Nella sezione “Politica e Intrighi” – che prende ad esempio l’elezione del consiglio federale del dicembre 2007 – si mette in evidenza come le dicerie siano spesso introdotte di proposito e strumentalizzate. Mentre in quella intitolata “Pregiudizi” – nella quale si analizzano i preconcetti contro gli stranieri in Svizzera – si sottolinea come le chiacchiere giochino un ruolo essenziale per l’esistenza e la riconferma stessa del pregiudizio.

In alcuni casi, come per le “Teorie della cospirazione”, le dicerie assumono addirittura il ruolo di prove. Gli esempi che illustrano questa tipologia prendono in esame le varie teorie che circolano attorno all’attentato dell’11 settembre 2001 al World Trade Center.

Imparare giocando

Particolarmente riuscita e divertente è la stazione chiamata “Centrale della diceria” dove in un teatrino in stile futurista costruito secondo il principio del teatro ottico, il pubblico incontra gli agenti al servizio di Fama, delle specie di gnomi che offrono consigli e assistenza e, prendendo spunto dagli stimoli dati dai visitatori, alimentano in tempo reale il sistema della chiacchiera.

Animata da uno spirito altrettanto ludico è anche l’ultima stazione della mostra “Rumor Fighter”, una postazione al PC che propone al pubblico un confronto diretto con le strategie più efficaci contro la produzione della diceria. Qui, l’invito esplicito è quello di testare quanto si è sufficientemente armati contro le chiacchiere, ma nessuno impedisce di usare il gioco al contrario, per imparare a diffonderle meglio. Salvo che il diploma che alla fine piove dal cielo porterà stampato il titolo di ‘Baby Rumor Fighter’.

Paola Beltrame, Berna, swissinfo.ch

La mostra “Diceria”, in corso al Museo della Comunicazione di Berna fino al 4 luglio 2010, invita il pubblico a confrontarsi con la natura ambigua di questo medium e a riflettere sulle sue implicazioni sociali e culturali.

Il progetto è stato concepito sulla base degli studi scientifici realizzati dall’Università di San Gallo e in seguito alla partecipazione a diversi workshop. La stazione “Rumor Fighter” è stata realizzata in collaborazione con la Scuola Superiore d’Arte di Berna che, nel corso del progetto di ricerca “Gerüchte-küche”, ha studiato le strategie comunicative sottostanti alle dicerie.

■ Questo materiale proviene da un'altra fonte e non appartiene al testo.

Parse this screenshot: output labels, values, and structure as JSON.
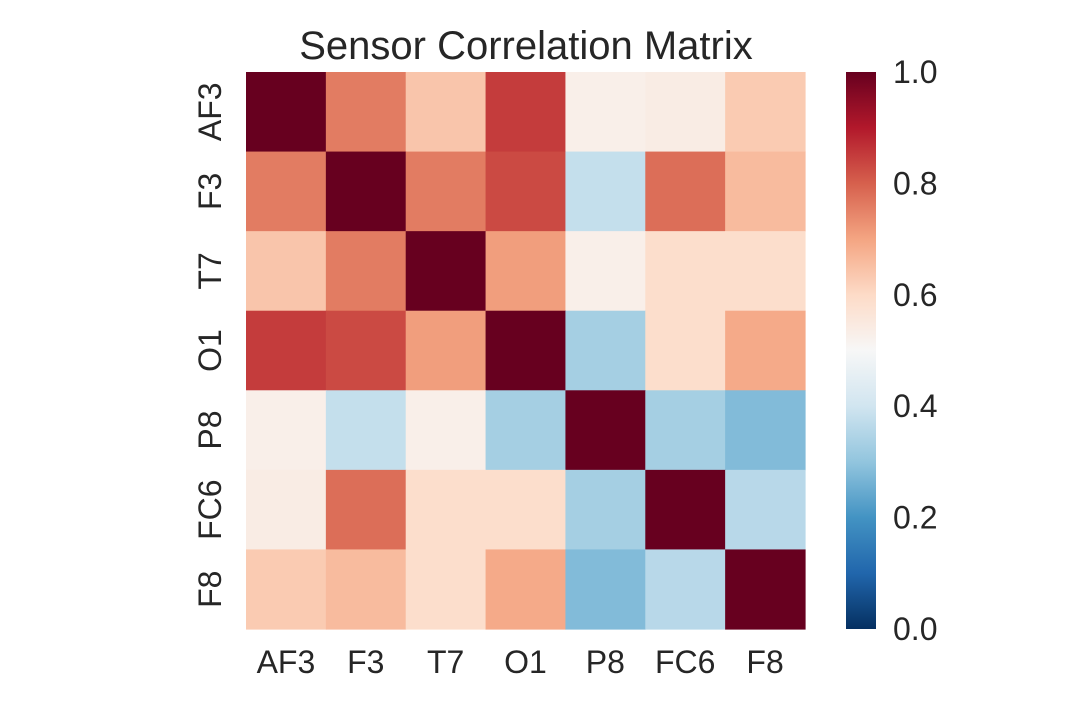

Del progetto scenografico è stata incaricata, come di consueto, una ditta esterna. Per la prima volta il compito è stato affidato allo studio Holzer Kobler Architekturen di Zurigo, la cui esperienza nel settore è comprovata dai numerosi allestimenti di successo realizzati in Svizzera e anche all’estero.

Le esposizioni realizzate dallo studio zurighese si contraddistinguono sempre per la grande capacità di saper integrare e fondere in modo magistrale il concetto espositivo negli elementi scenografici.

Anche per un tema così sfuggente e indefinito come quello della diceria Barbara Holzer e Tristan Kobler sono riusciti ad assemblare oggetti, forme e colori in modo da creare un ‘contenitore significante’ capace di afferrare il concetto centrale della mostra e renderlo esperibile al pubblico attraverso una narrazione formale.